Midlander Elizabeth Moses brought with her a palm-sized piece of the Berlin Wall that she said she chipped off three weeks after the historic divider fell in 1989.
     “As people were leaving, they handed off their sledgehammers because they couldn’t take them on the plane,” she remembered.
     She said she also remembered how the East German guards continued to patrol their side of the wall — yet still reached through the holes to shake her hand.
     “I guess that’s why I came,” she said. “It was such a great event in history. I wanted to hear (about) it from someone who had been there.”
     Gorbachev said since the collaboration that ended the Cold War, the “capital of trust,” established between the two countries “was mostly squandered.”

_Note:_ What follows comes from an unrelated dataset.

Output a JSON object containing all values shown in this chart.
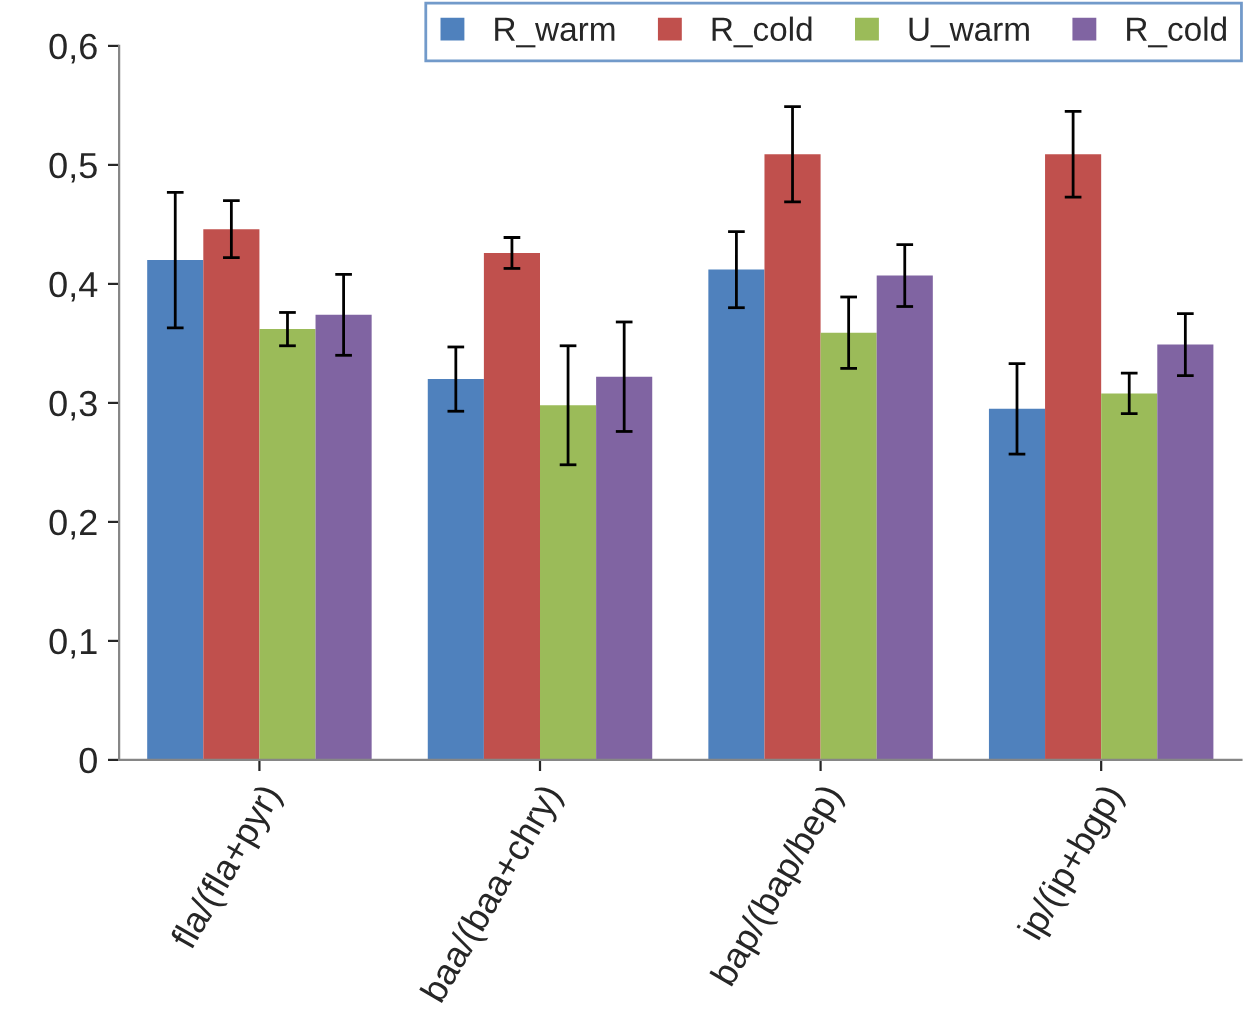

     It’s not that trust cannot be rebuilt, he said — but to do that, the U.S. must team up with other countries to establish global goals. The United States must also re-establish a deeper friendship with Russia, he said — a friendship that was damaged after the fall of the U.S.S.R.
     “Under Clinton, I think there was a big mistake after the breakup of Russia,” he said. “(The perception) that Russia was weak and could be a kid brother to the U.S.

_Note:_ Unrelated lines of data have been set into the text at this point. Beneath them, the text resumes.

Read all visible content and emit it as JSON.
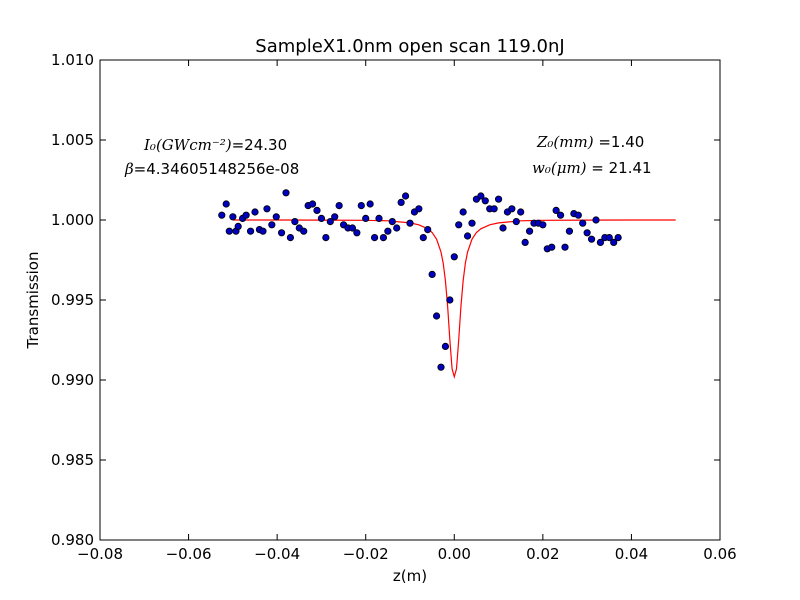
{
  "chart_data": {
    "type": "scatter",
    "title": "SampleX1.0nm open scan 119.0nJ",
    "xlabel": "z(m)",
    "ylabel": "Transmission",
    "xlim": [
      -0.08,
      0.06
    ],
    "ylim": [
      0.98,
      1.01
    ],
    "xticks": [
      -0.08,
      -0.06,
      -0.04,
      -0.02,
      0.0,
      0.02,
      0.04,
      0.06
    ],
    "xtick_labels": [
      "−0.08",
      "−0.06",
      "−0.04",
      "−0.02",
      "0.00",
      "0.02",
      "0.04",
      "0.06"
    ],
    "yticks": [
      0.98,
      0.985,
      0.99,
      0.995,
      1.0,
      1.005,
      1.01
    ],
    "ytick_labels": [
      "0.980",
      "0.985",
      "0.990",
      "0.995",
      "1.000",
      "1.005",
      "1.010"
    ],
    "grid": false,
    "colors": {
      "points_fill": "#0000bf",
      "points_edge": "#000000",
      "fit_line": "#ff0000"
    },
    "annotations": {
      "intensity_label": "I₀(GWcm⁻²)",
      "intensity_value": "=24.30",
      "beta_label": "β",
      "beta_value": "=4.34605148256e-08",
      "z0_label": "Z₀(mm)",
      "z0_value": " =1.40",
      "w0_label": "w₀(μm)",
      "w0_value": " = 21.41"
    },
    "series": [
      {
        "kind": "scatter",
        "x": [
          -0.0525,
          -0.0515,
          -0.0508,
          -0.05,
          -0.0493,
          -0.0488,
          -0.0478,
          -0.047,
          -0.046,
          -0.045,
          -0.044,
          -0.0432,
          -0.0423,
          -0.0412,
          -0.0402,
          -0.039,
          -0.038,
          -0.037,
          -0.036,
          -0.035,
          -0.034,
          -0.033,
          -0.032,
          -0.031,
          -0.03,
          -0.029,
          -0.028,
          -0.027,
          -0.026,
          -0.025,
          -0.024,
          -0.023,
          -0.022,
          -0.021,
          -0.02,
          -0.019,
          -0.018,
          -0.017,
          -0.016,
          -0.015,
          -0.014,
          -0.013,
          -0.012,
          -0.011,
          -0.01,
          -0.009,
          -0.008,
          -0.007,
          -0.006,
          -0.005,
          -0.004,
          -0.003,
          -0.002,
          -0.001,
          0.0,
          0.001,
          0.002,
          0.003,
          0.004,
          0.005,
          0.006,
          0.007,
          0.008,
          0.009,
          0.01,
          0.011,
          0.012,
          0.013,
          0.014,
          0.015,
          0.016,
          0.017,
          0.018,
          0.019,
          0.02,
          0.021,
          0.022,
          0.023,
          0.024,
          0.025,
          0.026,
          0.027,
          0.028,
          0.029,
          0.03,
          0.031,
          0.032,
          0.033,
          0.034,
          0.035,
          0.036,
          0.037
        ],
        "y": [
          1.0003,
          1.001,
          0.9993,
          1.0002,
          0.9993,
          0.9996,
          1.0001,
          1.0003,
          0.9993,
          1.0005,
          0.9994,
          0.9993,
          1.0007,
          0.9997,
          1.0002,
          0.9992,
          1.0017,
          0.9989,
          0.9999,
          0.9995,
          0.9993,
          1.0009,
          1.001,
          1.0006,
          1.0001,
          0.9989,
          0.9999,
          1.0002,
          1.0009,
          0.9997,
          0.9995,
          0.9995,
          0.9992,
          1.0009,
          1.0001,
          1.001,
          0.9989,
          1.0001,
          0.9989,
          0.9993,
          0.9999,
          0.9995,
          1.0011,
          1.0015,
          0.9998,
          1.0005,
          1.0007,
          0.9989,
          0.9994,
          0.9966,
          0.994,
          0.9908,
          0.9921,
          0.995,
          0.9977,
          0.9997,
          1.0005,
          0.999,
          0.9998,
          1.0013,
          1.0015,
          1.0012,
          1.0007,
          1.0007,
          1.0013,
          0.9995,
          1.0005,
          1.0007,
          0.9999,
          1.0005,
          0.9986,
          0.9993,
          0.9998,
          0.9998,
          0.9997,
          0.9982,
          0.9983,
          1.0006,
          1.0003,
          0.9983,
          0.9993,
          1.0004,
          1.0003,
          0.9998,
          0.9992,
          0.9988,
          1.0,
          0.9986,
          0.9989,
          0.9989,
          0.9986,
          0.9989
        ]
      },
      {
        "kind": "line",
        "x": [
          -0.05,
          -0.04,
          -0.03,
          -0.02,
          -0.015,
          -0.01,
          -0.008,
          -0.006,
          -0.005,
          -0.004,
          -0.003,
          -0.0025,
          -0.002,
          -0.0015,
          -0.001,
          -0.0005,
          0.0,
          0.0005,
          0.001,
          0.0015,
          0.002,
          0.0025,
          0.003,
          0.004,
          0.005,
          0.006,
          0.008,
          0.01,
          0.015,
          0.02,
          0.03,
          0.04,
          0.05
        ],
        "y": [
          1.0,
          1.0,
          0.99999,
          0.99998,
          0.99995,
          0.99982,
          0.9997,
          0.99945,
          0.99922,
          0.9988,
          0.998,
          0.9973,
          0.9962,
          0.9946,
          0.9925,
          0.9907,
          0.9902,
          0.9907,
          0.9925,
          0.9946,
          0.9962,
          0.9973,
          0.998,
          0.9988,
          0.99922,
          0.99945,
          0.9997,
          0.99982,
          0.99995,
          0.99998,
          0.99999,
          1.0,
          1.0
        ]
      }
    ]
  }
}
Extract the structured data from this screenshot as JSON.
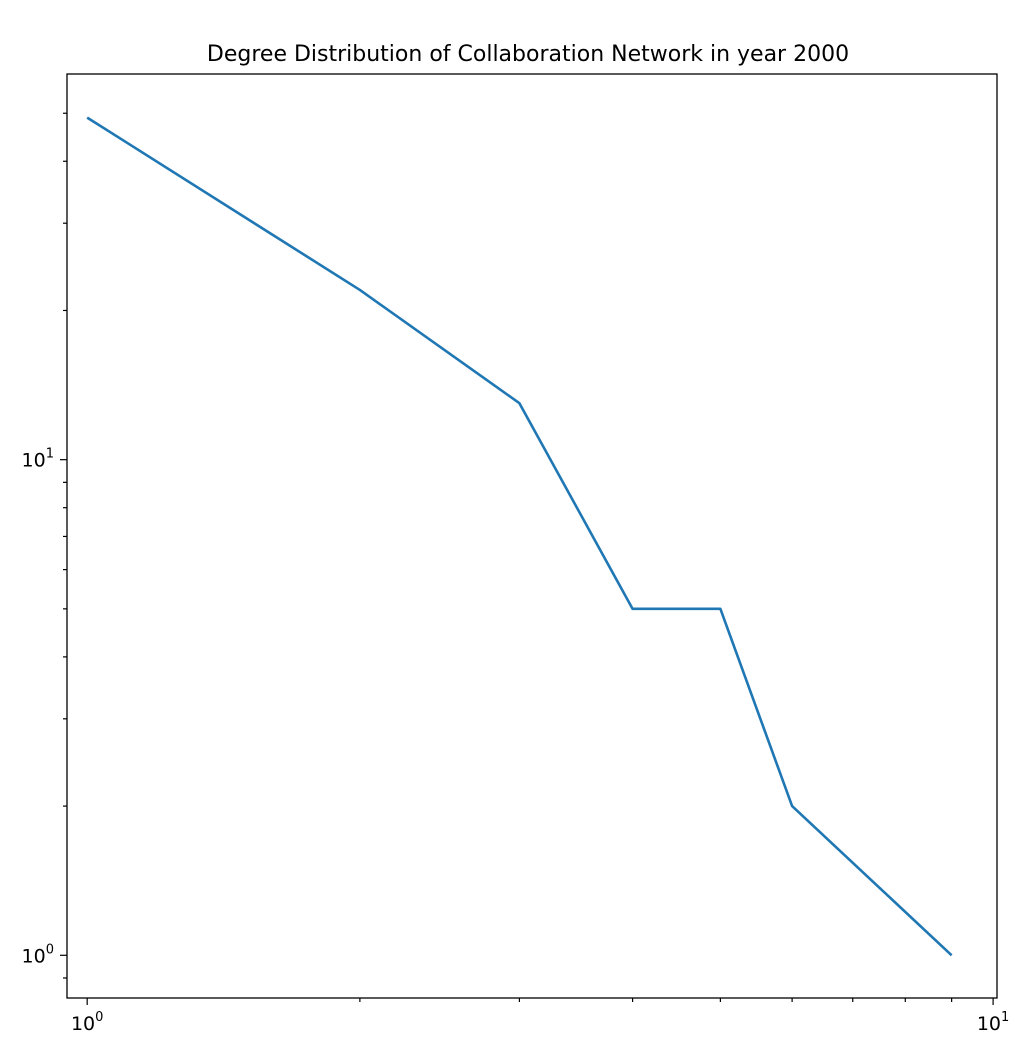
{
  "chart_data": {
    "type": "line",
    "title": "Degree Distribution of Collaboration Network in year 2000",
    "xlabel": "",
    "ylabel": "",
    "xscale": "log",
    "yscale": "log",
    "xlim": [
      0.95,
      10.1
    ],
    "ylim": [
      0.82,
      60.0
    ],
    "grid": false,
    "x_ticks": [
      {
        "value": 1,
        "base": "10",
        "exp": "0"
      },
      {
        "value": 10,
        "base": "10",
        "exp": "1"
      }
    ],
    "y_ticks": [
      {
        "value": 1,
        "base": "10",
        "exp": "0"
      },
      {
        "value": 10,
        "base": "10",
        "exp": "1"
      }
    ],
    "series": [
      {
        "color": "#1f77b4",
        "x": [
          1,
          2,
          3,
          4,
          5,
          6,
          9
        ],
        "y": [
          49,
          22,
          13,
          5,
          5,
          2,
          1
        ]
      }
    ]
  }
}
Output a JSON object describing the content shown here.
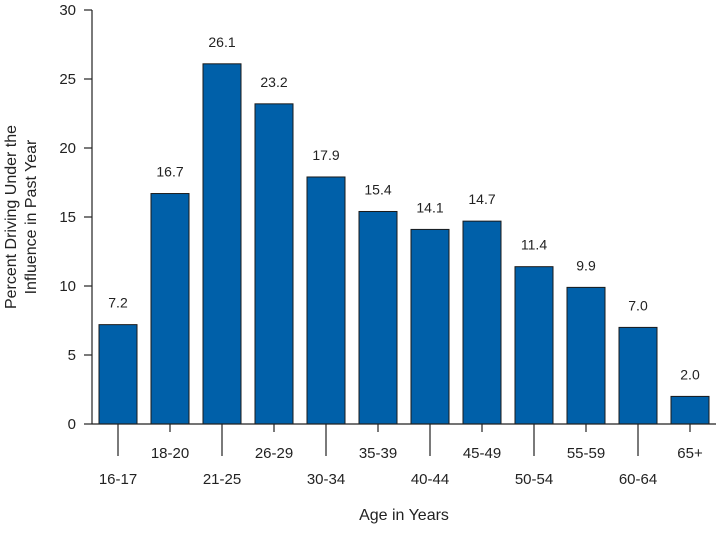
{
  "chart_data": {
    "type": "bar",
    "title": "",
    "xlabel": "Age in Years",
    "ylabel_lines": [
      "Percent Driving Under the",
      "Influence in Past Year"
    ],
    "categories": [
      "16-17",
      "18-20",
      "21-25",
      "26-29",
      "30-34",
      "35-39",
      "40-44",
      "45-49",
      "50-54",
      "55-59",
      "60-64",
      "65+"
    ],
    "values": [
      7.2,
      16.7,
      26.1,
      23.2,
      17.9,
      15.4,
      14.1,
      14.7,
      11.4,
      9.9,
      7.0,
      2.0
    ],
    "value_labels": [
      "7.2",
      "16.7",
      "26.1",
      "23.2",
      "17.9",
      "15.4",
      "14.1",
      "14.7",
      "11.4",
      "9.9",
      "7.0",
      "2.0"
    ],
    "ylim": [
      0,
      30
    ],
    "yticks": [
      0,
      5,
      10,
      15,
      20,
      25,
      30
    ],
    "grid": false,
    "bar_color": "#0060A9"
  }
}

     “The Russians don’t like it … when they are patted on the back or treated with condescension.”
      That treatment left the Russians with grave doubts about its partnership with the United States, he said.

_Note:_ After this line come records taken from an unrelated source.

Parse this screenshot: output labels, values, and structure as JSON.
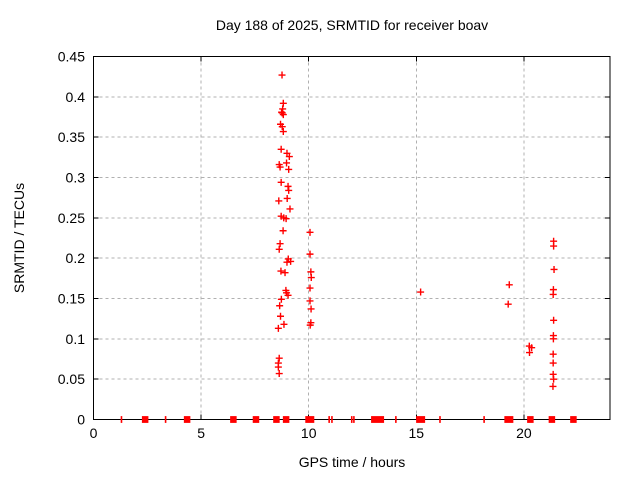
{
  "chart_data": {
    "type": "scatter",
    "title": "Day 188 of 2025, SRMTID for receiver boav",
    "xlabel": "GPS time / hours",
    "ylabel": "SRMTID / TECUs",
    "xlim": [
      0,
      24
    ],
    "ylim": [
      0,
      0.45
    ],
    "xticks": [
      0,
      5,
      10,
      15,
      20
    ],
    "xtick_labels": [
      "0",
      "5",
      "10",
      "15",
      "20"
    ],
    "yticks": [
      0,
      0.05,
      0.1,
      0.15,
      0.2,
      0.25,
      0.3,
      0.35,
      0.4,
      0.45
    ],
    "ytick_labels": [
      "0",
      "0.05",
      "0.1",
      "0.15",
      "0.2",
      "0.25",
      "0.3",
      "0.35",
      "0.4",
      "0.45"
    ],
    "grid": true,
    "legend_position": "none",
    "marker": "plus",
    "colors": {
      "points": "#ff0000",
      "grid": "#b0b0b0",
      "border": "#000000",
      "background": "#ffffff",
      "text": "#000000"
    },
    "points": [
      [
        8.76,
        0.427
      ],
      [
        8.82,
        0.392
      ],
      [
        8.79,
        0.385
      ],
      [
        8.74,
        0.381
      ],
      [
        8.77,
        0.38
      ],
      [
        8.82,
        0.378
      ],
      [
        8.69,
        0.366
      ],
      [
        8.77,
        0.363
      ],
      [
        8.82,
        0.357
      ],
      [
        8.72,
        0.335
      ],
      [
        8.99,
        0.33
      ],
      [
        9.1,
        0.326
      ],
      [
        8.97,
        0.318
      ],
      [
        8.63,
        0.316
      ],
      [
        8.67,
        0.313
      ],
      [
        9.07,
        0.31
      ],
      [
        8.72,
        0.294
      ],
      [
        9.04,
        0.289
      ],
      [
        9.07,
        0.284
      ],
      [
        9.0,
        0.274
      ],
      [
        8.61,
        0.271
      ],
      [
        9.13,
        0.261
      ],
      [
        8.72,
        0.252
      ],
      [
        8.84,
        0.25
      ],
      [
        8.95,
        0.249
      ],
      [
        8.81,
        0.234
      ],
      [
        8.67,
        0.218
      ],
      [
        8.63,
        0.211
      ],
      [
        9.05,
        0.199
      ],
      [
        9.16,
        0.196
      ],
      [
        8.99,
        0.195
      ],
      [
        8.71,
        0.184
      ],
      [
        8.9,
        0.182
      ],
      [
        8.94,
        0.16
      ],
      [
        8.97,
        0.157
      ],
      [
        9.04,
        0.154
      ],
      [
        8.73,
        0.149
      ],
      [
        8.65,
        0.141
      ],
      [
        8.69,
        0.128
      ],
      [
        8.85,
        0.118
      ],
      [
        8.59,
        0.113
      ],
      [
        8.63,
        0.076
      ],
      [
        8.59,
        0.07
      ],
      [
        8.59,
        0.065
      ],
      [
        8.63,
        0.057
      ],
      [
        10.06,
        0.232
      ],
      [
        10.06,
        0.205
      ],
      [
        10.1,
        0.183
      ],
      [
        10.12,
        0.176
      ],
      [
        10.06,
        0.163
      ],
      [
        10.06,
        0.147
      ],
      [
        10.11,
        0.137
      ],
      [
        10.1,
        0.12
      ],
      [
        10.07,
        0.117
      ],
      [
        15.2,
        0.158
      ],
      [
        19.32,
        0.167
      ],
      [
        19.27,
        0.143
      ],
      [
        20.25,
        0.091
      ],
      [
        20.36,
        0.089
      ],
      [
        20.26,
        0.083
      ],
      [
        21.38,
        0.221
      ],
      [
        21.38,
        0.215
      ],
      [
        21.4,
        0.186
      ],
      [
        21.37,
        0.161
      ],
      [
        21.36,
        0.155
      ],
      [
        21.38,
        0.123
      ],
      [
        21.37,
        0.104
      ],
      [
        21.37,
        0.1
      ],
      [
        21.36,
        0.081
      ],
      [
        21.36,
        0.07
      ],
      [
        21.36,
        0.056
      ],
      [
        21.38,
        0.05
      ],
      [
        21.35,
        0.041
      ]
    ],
    "zero_line_markers": [
      [
        1.3,
        1
      ],
      [
        2.4,
        2
      ],
      [
        3.35,
        1
      ],
      [
        4.35,
        2
      ],
      [
        6.5,
        2
      ],
      [
        7.55,
        2
      ],
      [
        8.5,
        2
      ],
      [
        8.95,
        2
      ],
      [
        10.05,
        3
      ],
      [
        10.95,
        1
      ],
      [
        11.08,
        1
      ],
      [
        12.0,
        1
      ],
      [
        12.1,
        1
      ],
      [
        13.2,
        4
      ],
      [
        14.05,
        1
      ],
      [
        15.2,
        3
      ],
      [
        16.1,
        1
      ],
      [
        18.15,
        1
      ],
      [
        19.3,
        3
      ],
      [
        20.3,
        2
      ],
      [
        21.3,
        2
      ],
      [
        22.3,
        2
      ]
    ]
  }
}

     “The Russians wondered, ‘Does the West like it when we are in such bad shape? Is that friendship’,” he said.
     “It is a lesson and Russia will not forget it.”
     Gorbachev also had advice for President Bush – leave Iraq before he leaves office.
     That said, Gorbachev also told audiences that he believed that European and Middle Eastern countries still seemed willing to cooperate with the United States — particularly where the Iraq conflict is involved.
     However, he said, “I am against thinking we could solve this problem just by using brute force.”
Instead, he said, the answer was to target the causes of terrorism: Economic privation marginalized populations and hunger.
     Despite worsened relationships between the United States and Russia, he said the country was continuing to move forward.
     “There are some who would not want Russia to move forward rapidly … including some in this country and this administration,” he said. “What we find strange is that when our country was in a catastrophic state under Yeltsin, the West supported us. When we are getting back on our feet, the West doesn’t like it.”
     He sees a difficult road ahead for his own country.
     “Overall, the standard of living for most people is worse than it was when we were a communist country,” he told journalists during a pre-talk press conference.
     “But we can say (Russia) has pulled itself out of the past and it is a free country,” he said.